RTX 4090なら時間あたり$0.74程度。2〜3時間試しても$2〜3、日本円で300〜500円前後ね。「動画生成が自分に必要かどうか」を確認するためのコストとしては、かなり安いと思うわ。
使う前に知っておきたい注意点
インスタンスを止め忘れない
クラウドGPUは起動している間ずっと課金が続きます。作業を終えたら必ずインスタンスを停止する習慣をつけることが重要です。「止め忘れて翌朝見たら数千円かかっていた」というのはクラウドGPU初心者あるあるです。
モデルのダウンロードにも時間がかかる
Wan2.1のモデルファイルは数GB〜十数GBあります。インスタンスを起動してからモデルをダウンロードする時間も課金対象になるため、最初の1回はダウンロード待ちで30分〜1時間程度かかることがあります。
ストレージ料金にも注意
RunPodはGPUの時間課金とは別に、ストレージ(Network Volume)の料金もかかります。モデルを保存しておく場合は月額のストレージ料金が発生するため、使い終わったら削除するか、都度ダウンロードする設計を意識しておくと節約できます。

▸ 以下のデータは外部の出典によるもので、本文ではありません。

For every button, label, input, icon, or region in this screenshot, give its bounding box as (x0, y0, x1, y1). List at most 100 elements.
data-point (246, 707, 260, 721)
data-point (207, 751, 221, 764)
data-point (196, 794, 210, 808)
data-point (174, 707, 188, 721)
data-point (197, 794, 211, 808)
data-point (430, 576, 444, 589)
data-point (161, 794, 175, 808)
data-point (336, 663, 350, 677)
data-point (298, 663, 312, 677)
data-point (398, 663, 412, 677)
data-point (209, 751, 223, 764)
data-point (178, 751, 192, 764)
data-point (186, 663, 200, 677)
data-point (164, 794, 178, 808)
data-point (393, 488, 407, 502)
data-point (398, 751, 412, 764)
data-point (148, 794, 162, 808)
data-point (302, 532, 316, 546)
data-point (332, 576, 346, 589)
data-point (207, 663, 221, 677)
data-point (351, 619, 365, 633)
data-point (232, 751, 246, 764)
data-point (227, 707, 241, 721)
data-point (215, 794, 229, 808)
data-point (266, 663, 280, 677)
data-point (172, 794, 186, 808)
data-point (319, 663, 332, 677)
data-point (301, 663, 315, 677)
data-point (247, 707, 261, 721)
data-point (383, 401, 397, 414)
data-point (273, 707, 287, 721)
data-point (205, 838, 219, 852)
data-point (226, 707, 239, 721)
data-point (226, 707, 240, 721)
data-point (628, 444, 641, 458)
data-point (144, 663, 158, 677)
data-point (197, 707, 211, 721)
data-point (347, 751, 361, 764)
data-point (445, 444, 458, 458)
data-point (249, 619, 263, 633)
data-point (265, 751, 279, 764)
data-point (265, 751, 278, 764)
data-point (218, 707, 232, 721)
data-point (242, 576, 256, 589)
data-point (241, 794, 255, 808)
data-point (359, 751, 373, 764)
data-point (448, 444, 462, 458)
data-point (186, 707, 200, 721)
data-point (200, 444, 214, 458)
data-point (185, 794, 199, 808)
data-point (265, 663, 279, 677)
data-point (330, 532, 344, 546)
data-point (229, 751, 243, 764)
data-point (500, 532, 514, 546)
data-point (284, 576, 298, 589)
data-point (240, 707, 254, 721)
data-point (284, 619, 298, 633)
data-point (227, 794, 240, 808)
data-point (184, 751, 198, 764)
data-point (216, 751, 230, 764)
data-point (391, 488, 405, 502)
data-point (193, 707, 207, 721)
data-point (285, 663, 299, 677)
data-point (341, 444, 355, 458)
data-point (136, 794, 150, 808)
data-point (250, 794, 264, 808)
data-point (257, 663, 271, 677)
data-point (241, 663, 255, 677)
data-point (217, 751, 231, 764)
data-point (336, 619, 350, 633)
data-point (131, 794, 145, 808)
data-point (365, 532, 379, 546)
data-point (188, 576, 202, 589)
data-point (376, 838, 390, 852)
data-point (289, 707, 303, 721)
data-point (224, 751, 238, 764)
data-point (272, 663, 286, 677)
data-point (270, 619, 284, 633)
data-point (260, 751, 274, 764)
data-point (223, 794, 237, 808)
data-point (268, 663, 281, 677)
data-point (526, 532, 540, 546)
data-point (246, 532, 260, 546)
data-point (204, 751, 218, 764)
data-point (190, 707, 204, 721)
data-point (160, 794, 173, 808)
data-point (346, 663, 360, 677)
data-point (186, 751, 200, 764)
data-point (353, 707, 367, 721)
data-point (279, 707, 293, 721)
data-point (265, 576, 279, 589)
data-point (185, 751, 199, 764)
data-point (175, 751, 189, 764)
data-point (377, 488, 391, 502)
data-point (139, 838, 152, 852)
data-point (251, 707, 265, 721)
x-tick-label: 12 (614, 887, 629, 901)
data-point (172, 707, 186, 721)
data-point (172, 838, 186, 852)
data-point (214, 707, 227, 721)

止め忘れ注意、ダウンロード時間も課金される、ストレージ料金もある。事前に知っておかないと焦りそうですね。

知ってるのと知らないのでは大違いよ。最初に数百円でいいから少額でテストして、操作感を確かめてから本格的に使い始めるのがおすすめね。
クラウドGPUはどんな人に向いているか
- ローカルマシンのスペックが足りない:MacBook Air M5でローカル断念した人には特におすすめ。AI画像生成には十分なMacBook Air M5だが、動画生成はクラウドGPUで補完するのが現実的なスタンスだ
- 高性能GPUを購入する前に試したい:120万円以上のWindowsマシンを買う前の検証に最適
- 月に数回だけ使う:毎日使うわけではないなら買い切りより安くなる可能性がある
- 新しいモデルをすぐ試したい:ローカル環境を整え直す手間なく最新モデルを試せる
AI画像生成の入門〜中級用途としてMacBook Air M5は十分機能する。動画生成が必要になった段階でクラウドGPUを併用する、というのが現時点での現実的な構成だ。
まとめ:まず数百円で試してみる
クラウドGPUは「高性能GPUを買わずに試せる」唯一の手段です。MacBook Air M5でローカル動画生成を断念した私が次に選んだのもこの選択肢です。
初めて使うならRunPodがおすすめです。ComfyUIテンプレートで環境構築の手間を減らせて、RTX 4090を時間あたり数十円〜から試せます。まずは少額でテストして、「Wan2.1で自分がやりたいことができるか」を確認することから始めるのがいいと思っています。
実際に試した結果は別の記事でまとめる予定です。
クラウドGPUも含めたAIツール全体の課金整理はこちらにまとめている。
→ AIツールに課金しすぎて迷子になったので整理してみた【2026年版】

数百円で試せるなら、気軽に始められますね。続きの記事も楽しみにしています!

うまくいっても失敗しても、どちらも記事になるから試す価値はあるわ。